Śmiertelny pożar przy ul. Wierzbowej w Sieradzu
W minioną środę rano przy ulicy Wierzbowej w Sieradzu doszło do pożaru auta, od którego zapaliła się stodoła oraz garaż. W wyniku pożaru zginął 63-letni mężczyzna. Śledztwo w tej sprawie prowadzi prokuratura. Przyczyna zdarzenia wciąż jest sprawdzana.
Na miejscu pożaru był nasz reporter Bartek Perski. Posłuchaj jego relacji:
Strażacy otrzymali zgłoszenie o tym zdarzeniu około godz. 8:15.
- Były to właściwie dwa zgłoszenia, które dotyczyły dwóch posesji przy ulicy Wierzbowej.

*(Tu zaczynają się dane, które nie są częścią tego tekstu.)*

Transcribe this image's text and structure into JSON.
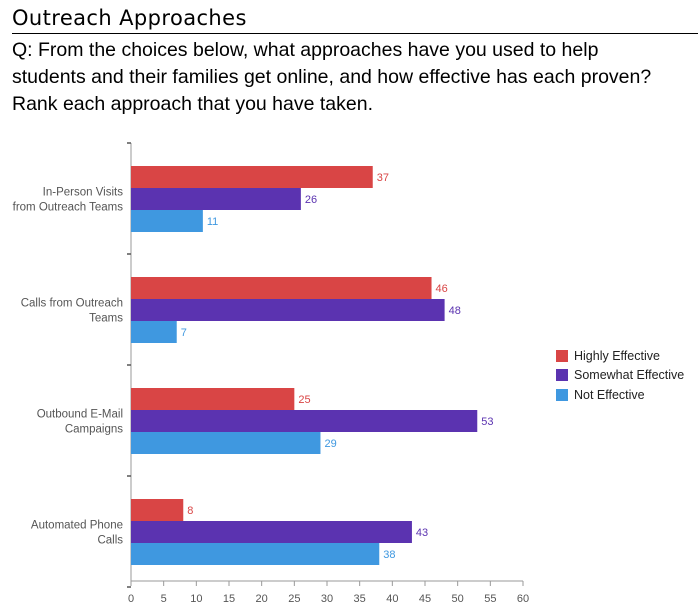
{
  "header": {
    "title": "Outreach Approaches",
    "question_lines": [
      "Q: From the choices below, what approaches have you used to help",
      "students and their families get online, and how effective has each proven?",
      "Rank each approach that you have taken."
    ]
  },
  "chart_data": {
    "type": "bar",
    "orientation": "horizontal",
    "categories": [
      [
        "In-Person Visits",
        "from Outreach Teams"
      ],
      [
        "Calls from Outreach",
        "Teams"
      ],
      [
        "Outbound E-Mail",
        "Campaigns"
      ],
      [
        "Automated Phone",
        "Calls"
      ]
    ],
    "series": [
      {
        "name": "Highly Effective",
        "color": "#d94545",
        "values": [
          37,
          46,
          25,
          8
        ]
      },
      {
        "name": "Somewhat Effective",
        "color": "#5b33b0",
        "values": [
          26,
          48,
          53,
          43
        ]
      },
      {
        "name": "Not Effective",
        "color": "#3f98e0",
        "values": [
          11,
          7,
          29,
          38
        ]
      }
    ],
    "xlim": [
      0,
      60
    ],
    "xticks": [
      0,
      5,
      10,
      15,
      20,
      25,
      30,
      35,
      40,
      45,
      50,
      55,
      60
    ],
    "legend_position": "right",
    "grid": false
  }
}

Po dojechaniu naszych zastępów na miejsce okazało się, że na terenie jednej z nich płonie samochód osobowy. I od tego samochodu zapaliła się pobliska drewniana stodoła oraz garaż. W pobliżu znaleźliśmy też mężczyznę, którego zgon stwierdził zespół ratownictwa medycznego. 63-latek był mieszkańcem tej posesji - mówi bryg. Sławomir Osiewała z Państwowej Straży Pożarnej w Sieradzu, który dowodził działaniami ratowniczo-gaśniczymi przy Wierzbowej.
Na miejscu zdarzenia pracowało 9 zastępów straży pożarnej z terenu powiatu sieradzkiego. Przyczyny zdarzenia, jak i wysokość strat materialnych będą teraz ustalane przez sieradzką policję pod nadzorem prokuratury.
Jak poinformowała dziś prokurator Jolanta Szkilnik z Prokuratury Okręgowej w Sieradzu nie wiadomo jeszcze co było przyczyną pożaru auta, garażu i stodoły. Biegły wykluczył na razie zwarcie w instalacji elektrycznej.
Śledczy będą teraz analizowali czy w tym zdarzeniu można mówić o udziale osób trzecich. Póki co takich przesłanek nie ma.